1. **Phenomenological Models**: Capture generic dynamical behaviors (oscillations, excitability)
   without direct physiological interpretation. Useful for studying synchronization, bifurcations,
   and other dynamical phenomena.

2. **Physiological Models**: Incorporate biophysical details like synaptic dynamics, membrane
   potentials, and ionic currents.

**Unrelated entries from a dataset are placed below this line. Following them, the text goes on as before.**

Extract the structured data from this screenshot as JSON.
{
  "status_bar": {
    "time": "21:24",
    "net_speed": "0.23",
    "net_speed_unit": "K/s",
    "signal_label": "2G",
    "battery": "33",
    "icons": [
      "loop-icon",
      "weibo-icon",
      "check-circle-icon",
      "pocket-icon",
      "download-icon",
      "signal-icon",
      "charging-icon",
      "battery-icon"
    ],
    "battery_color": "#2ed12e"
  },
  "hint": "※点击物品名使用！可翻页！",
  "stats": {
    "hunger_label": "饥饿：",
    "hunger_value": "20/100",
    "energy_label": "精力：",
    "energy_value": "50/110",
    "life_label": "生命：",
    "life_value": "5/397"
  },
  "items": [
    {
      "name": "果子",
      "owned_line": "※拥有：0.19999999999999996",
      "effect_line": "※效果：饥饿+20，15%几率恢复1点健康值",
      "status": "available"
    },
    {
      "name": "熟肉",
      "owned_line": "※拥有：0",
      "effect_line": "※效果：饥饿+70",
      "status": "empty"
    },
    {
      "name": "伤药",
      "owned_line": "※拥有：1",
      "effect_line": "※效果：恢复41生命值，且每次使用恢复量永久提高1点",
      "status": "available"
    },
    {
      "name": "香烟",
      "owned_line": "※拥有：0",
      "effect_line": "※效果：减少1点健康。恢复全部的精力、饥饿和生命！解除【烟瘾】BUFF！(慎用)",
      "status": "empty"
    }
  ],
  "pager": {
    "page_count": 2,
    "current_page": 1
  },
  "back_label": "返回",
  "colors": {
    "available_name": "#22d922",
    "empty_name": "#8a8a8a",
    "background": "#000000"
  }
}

Suitable for simulating realistic neural activity and linking
   to empirical data.


Model Comparison
----------------

The following table summarizes the key characteristics of each model:

.. list-table::
   :widths: 20 15 15 20 30
   :header-rows: 1

   * - Model
     - Category
     - Variables
     - Typical Use Cases
     - Key Features
   * - :class:`HopfStep`
     - Phenomenological
     - 2 (x, y)
     - Oscillation onset, rhythm generation
     - Supercritical Hopf bifurcation, normal form
   * - :class:`VanDerPolStep`
     - Phenomenological
     - 2 (x, y)
     - Nonlinear oscillations, relaxation
     - Self-sustained oscillations, limit cycle
   * - :class:`StuartLandauStep`
     - Phenomenological
     - 2 (x, y)
     - Oscillations with amplitude control
     - Complex amplitude, frequency control
   * - :class:`FitzHughNagumoStep`
     - Phenomenological
     - 2 (v, w)
     - Excitability, spike generation
     - Type II excitable system, fast-slow
   * - :class:`ThresholdLinearStep`
     - Phenomenological
     - 2 (rE, rI)
     - Fast dynamics, linear responses
     - Threshold activation, E-I populations
   * - :class:`KuramotoNetwork`
     - Phenomenological
     - 1 (θ)
     - Phase synchronization
     - Phase oscillators, order parameter
   * - :class:`JansenRitStep`
     - Physiological
     - 6 states
     - EEG generation, alpha rhythms
     - 3 populations (pyramidal, excitatory, inhibitory interneurons)
   * - :class:`WilsonCowanStep`
     - Physiological
     - 2 (rE, rI)
     - E-I dynamics, population rates
     - Classic two-population model, firing rates
   * - :class:`WongWangStep`
     - Physiological
     - 2 (S_E, S_I)
     - Decision making, resting state fMRI
     - Spiking network reduction, NMDA/GABA synapses
   * - :class:`MontbrioPazoRoxinStep`
     - Physiological
     - 2 (r, v)
     - Mean-field dynamics, theta neurons
     - Quadratic integrate-and-fire, exact reduction


Common API Pattern
------------------

All neural mass models follow a consistent interface:

.. code-block:: python

   import brainmass
   import jax.numpy as jnp
   import brainunit as u
   import brainstate

   # 1. Create model instance
   model = brainmass.WilsonCowanStep(
       in_size=10,  # 10 brain regions
       tau_E=10. * u.ms,
       tau_I=20. * u.ms,
       # ... other parameters
   )

   # 2. Initialize state variables
   model.init_all_states(batch_size=None)  # or batch_size=32 for batched simulations

   # 3. Run simulation
   def step(i):
       return model.update(rE_inp=0.1, rI_inp=0.05)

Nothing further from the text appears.